My identity is outside of binary norms, and it translates into my body as well. I do not fit the scientific definitions of male and female. This is a trans body, with its own specificities – and it is my body, no “error” there, no need to victimize myself. I just want to make it better, and better is not akin to a standard male body. If I could have fangs and fur that’d be great, but it’s not possible and I can live without writing angsty poems about it. Transition actually brought some “plus” regarding animality. My voice now sounds more like a croaking purr, and while I kept my light bones, I took some pounds of muscles. My body frame is more feline and bird-like than ever. My short mohawk is both fur and feather-crest. Even though I cannot say animality and gender really mesh together, physical transition affects both.
The Werewolf figure is not the “Other” anymore – this creature of folklore that belongs to canine-people.
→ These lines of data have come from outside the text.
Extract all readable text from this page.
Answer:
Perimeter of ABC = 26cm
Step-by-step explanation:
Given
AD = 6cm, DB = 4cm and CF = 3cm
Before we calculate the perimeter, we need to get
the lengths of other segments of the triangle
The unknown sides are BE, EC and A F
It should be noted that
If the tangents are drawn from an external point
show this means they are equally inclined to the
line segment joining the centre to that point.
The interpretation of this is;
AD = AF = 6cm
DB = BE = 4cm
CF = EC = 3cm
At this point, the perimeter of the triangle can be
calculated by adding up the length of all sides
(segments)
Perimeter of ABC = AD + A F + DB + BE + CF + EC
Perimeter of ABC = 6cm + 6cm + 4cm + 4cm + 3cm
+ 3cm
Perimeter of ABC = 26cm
Without trying, with no warning, I reappopriated it through transition. It meant nothing to me, other than being of some interest in fiction. Now my body’s transforming, covering in hair. It starts on the legs and climbs up my thighs, on the front and inside; the down on my tummy lengthens and darkens imperceptibly more with time. Then the hair spreads from arms to hands, and my jawline and cheeks grow something more of a beard. My muscles increase tenfold, some clothes significantly tighten. Voice gets low and husky, body scents change. Transmen probably are the closest relatives to werewolves together with Canis lupus.
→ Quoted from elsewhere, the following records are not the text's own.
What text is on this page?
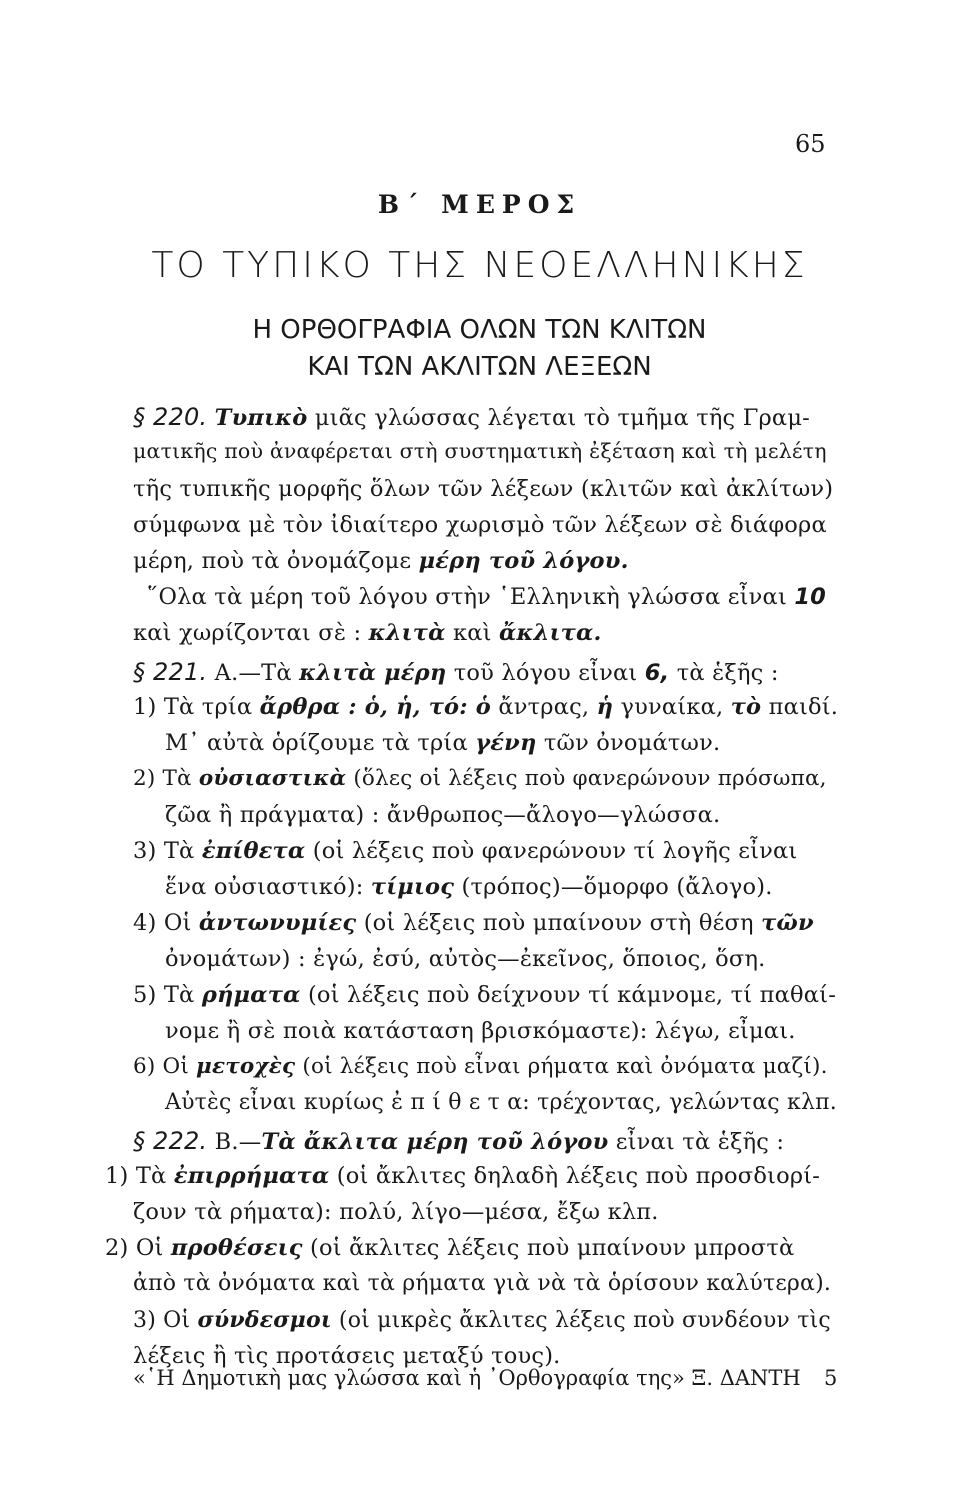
65
Β΄ ΜΕΡΟΣ
ΤΟ ΤΥΠΙΚΟ ΤΗΣ ΝΕΟΕΛΛΗΝΙΚΗΣ
Η ΟΡΘΟΓΡΑΦΙΑ ΟΛΩΝ ΤΩΝ ΚΛΙΤΩΝ
ΚΑΙ ΤΩΝ ΑΚΛΙΤΩΝ ΛΕΞΕΩΝ
§ 220. Τυπικὸ μιᾶς γλώσσας λέγεται τὸ τμῆμα τῆς Γραμ-
ματικῆς ποὺ ἀναφέρεται στὴ συστηματικὴ ἐξέταση καὶ τὴ μελέτη
τῆς τυπικῆς μορφῆς ὅλων τῶν λέξεων (κλιτῶν καὶ ἀκλίτων)
σύμφωνα μὲ τὸν ἰδιαίτερο χωρισμὸ τῶν λέξεων σὲ διάφορα
μέρη, ποὺ τὰ ὀνομάζομε μέρη τοῦ λόγου.
῞Ολα τὰ μέρη τοῦ λόγου στὴν ῾Ελληνικὴ γλώσσα εἶναι 10
καὶ χωρίζονται σὲ : κλιτὰ καὶ ἄκλιτα.
§ 221. Α.—Τὰ κλιτὰ μέρη τοῦ λόγου εἶναι 6, τὰ ἑξῆς :
1) Τὰ τρία ἄρθρα : ὁ, ἡ, τό: ὁ ἄντρας, ἡ γυναίκα, τὸ παιδί.
Μ᾿ αὐτὰ ὁρίζουμε τὰ τρία γένη τῶν ὀνομάτων.
2) Τὰ οὐσιαστικὰ (ὅλες οἱ λέξεις ποὺ φανερώνουν πρόσωπα,
ζῶα ἢ πράγματα) : ἄνθρωπος—ἄλογο—γλώσσα.
3) Τὰ ἐπίθετα (οἱ λέξεις ποὺ φανερώνουν τί λογῆς εἶναι
ἕνα οὐσιαστικό): τίμιος (τρόπος)—ὅμορφο (ἄλογο).
4) Οἱ ἀντωνυμίες (οἱ λέξεις ποὺ μπαίνουν στὴ θέση τῶν
ὀνομάτων) : ἐγώ, ἐσύ, αὐτὸς—ἐκεῖνος, ὅποιος, ὅση.
5) Τὰ ρήματα (οἱ λέξεις ποὺ δείχνουν τί κάμνομε, τί παθαί-
νομε ἢ σὲ ποιὰ κατάσταση βρισκόμαστε): λέγω, εἶμαι.
6) Οἱ μετοχὲς (οἱ λέξεις ποὺ εἶναι ρήματα καὶ ὀνόματα μαζί).
Αὐτὲς εἶναι κυρίως ἐ π ί θ ε τ α: τρέχοντας, γελώντας κλπ.
§ 222. Β.—Τὰ ἄκλιτα μέρη τοῦ λόγου εἶναι τὰ ἑξῆς :
1) Τὰ ἐπιρρήματα (οἱ ἄκλιτες δηλαδὴ λέξεις ποὺ προσδιορί-
ζουν τὰ ρήματα): πολύ, λίγο—μέσα, ἔξω κλπ.
2) Οἱ προθέσεις (οἱ ἄκλιτες λέξεις ποὺ μπαίνουν μπροστὰ
ἀπὸ τὰ ὀνόματα καὶ τὰ ρήματα γιὰ νὰ τὰ ὁρίσουν καλύτερα).
3) Οἱ σύνδεσμοι (οἱ μικρὲς ἄκλιτες λέξεις ποὺ συνδέουν τὶς
λέξεις ἢ τὶς προτάσεις μεταξύ τους).
«῾Η Δημοτικὴ μας γλώσσα καὶ ἡ ᾿Ορθογραφία της» Ξ. ΔΑΝΤΗ 5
I guess I could relate to were-leopards or bird shapeshifters, since I’m a ravenpard, but really, gender and animality are pretty unrelated to me. The first furry animal-human creature in my at-least-partially-French imagery is the werewolf, the loup-garou, so that’s what comes to my mind and that’s apparently how I articulate the freak part of my identity as a transguy. I could as well have identified as a cyborg of some sort; some trans people have done that. I actually think of it about surgery, but that’s not as strong. Maybe once I get cut on the slab and stitched back, I’ll be a cyborg, or a Frankeinstein monster. For now, without it being therianthropic in the least way, I feel like some kind of werewolf.
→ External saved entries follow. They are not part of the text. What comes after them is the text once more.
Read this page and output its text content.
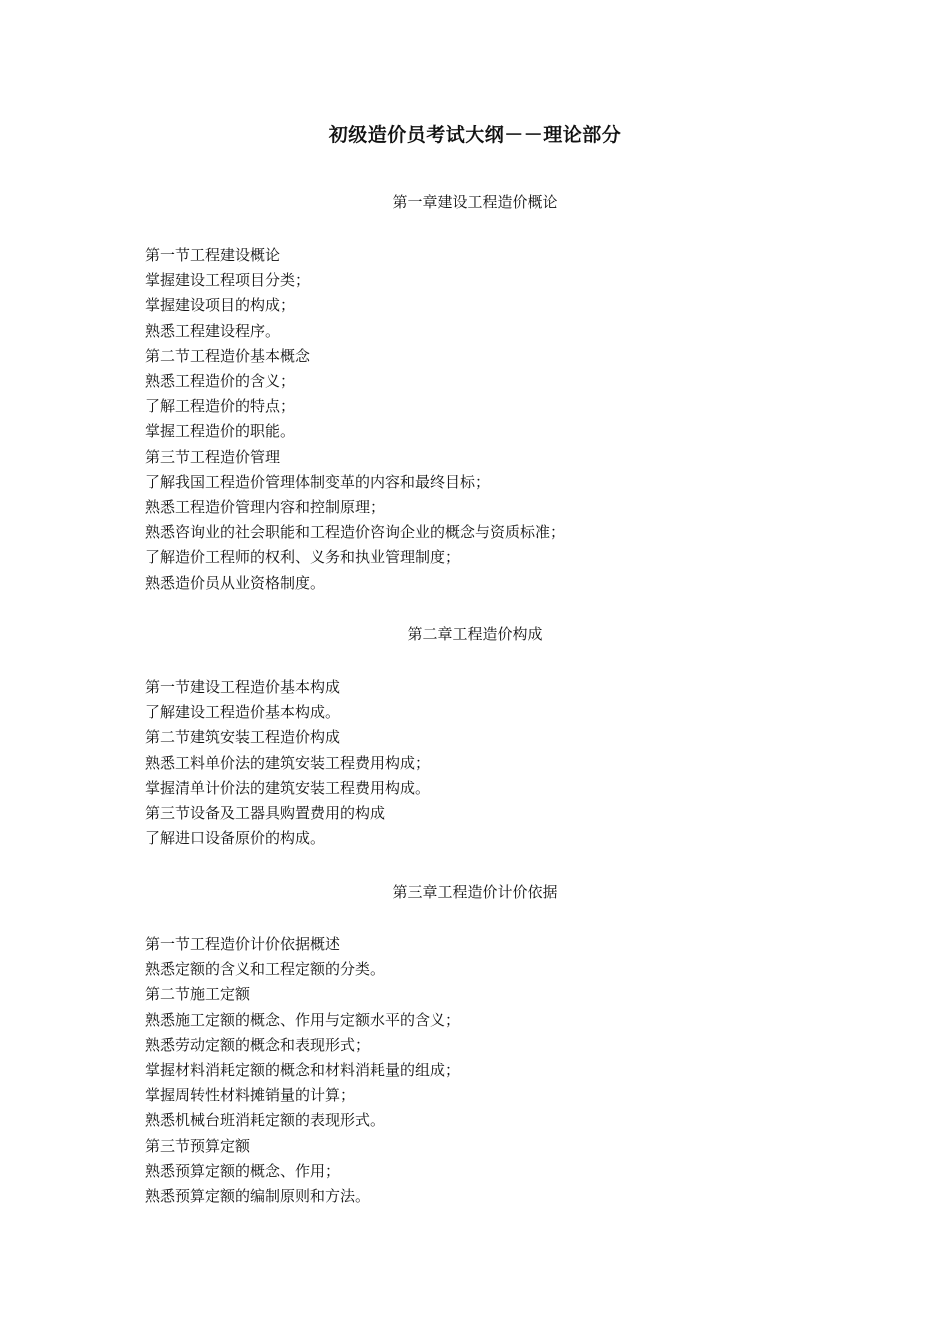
初级造价员考试大纲－－理论部分
第一章建设工程造价概论
第一节工程建设概论
掌握建设工程项目分类；
掌握建设项目的构成；
熟悉工程建设程序。
第二节工程造价基本概念
熟悉工程造价的含义；
了解工程造价的特点；
掌握工程造价的职能。
第三节工程造价管理
了解我国工程造价管理体制变革的内容和最终目标；
熟悉工程造价管理内容和控制原理；
熟悉咨询业的社会职能和工程造价咨询企业的概念与资质标准；
了解造价工程师的权利、义务和执业管理制度；
熟悉造价员从业资格制度。
第二章工程造价构成
第一节建设工程造价基本构成
了解建设工程造价基本构成。
第二节建筑安装工程造价构成
熟悉工料单价法的建筑安装工程费用构成；
掌握清单计价法的建筑安装工程费用构成。
第三节设备及工器具购置费用的构成
了解进口设备原价的构成。
第三章工程造价计价依据
第一节工程造价计价依据概述
熟悉定额的含义和工程定额的分类。
第二节施工定额
熟悉施工定额的概念、作用与定额水平的含义；
熟悉劳动定额的概念和表现形式；
掌握材料消耗定额的概念和材料消耗量的组成；
掌握周转性材料摊销量的计算；
熟悉机械台班消耗定额的表现形式。
第三节预算定额
熟悉预算定额的概念、作用；
熟悉预算定额的编制原则和方法。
Unrelated to the fact I’m a raven and clouded leopard. Unexpected. Likewise I got a bridge piercing as I’ve wanted one for a long time, and wearing it reminds me of what snarling can feel like – I can’t put that into words. This isn’t a gender thing, but another kind of body mod that holds a special meaning to me. I find no real connection between animality and gender, but it seems to intertwine with many other facets of my life.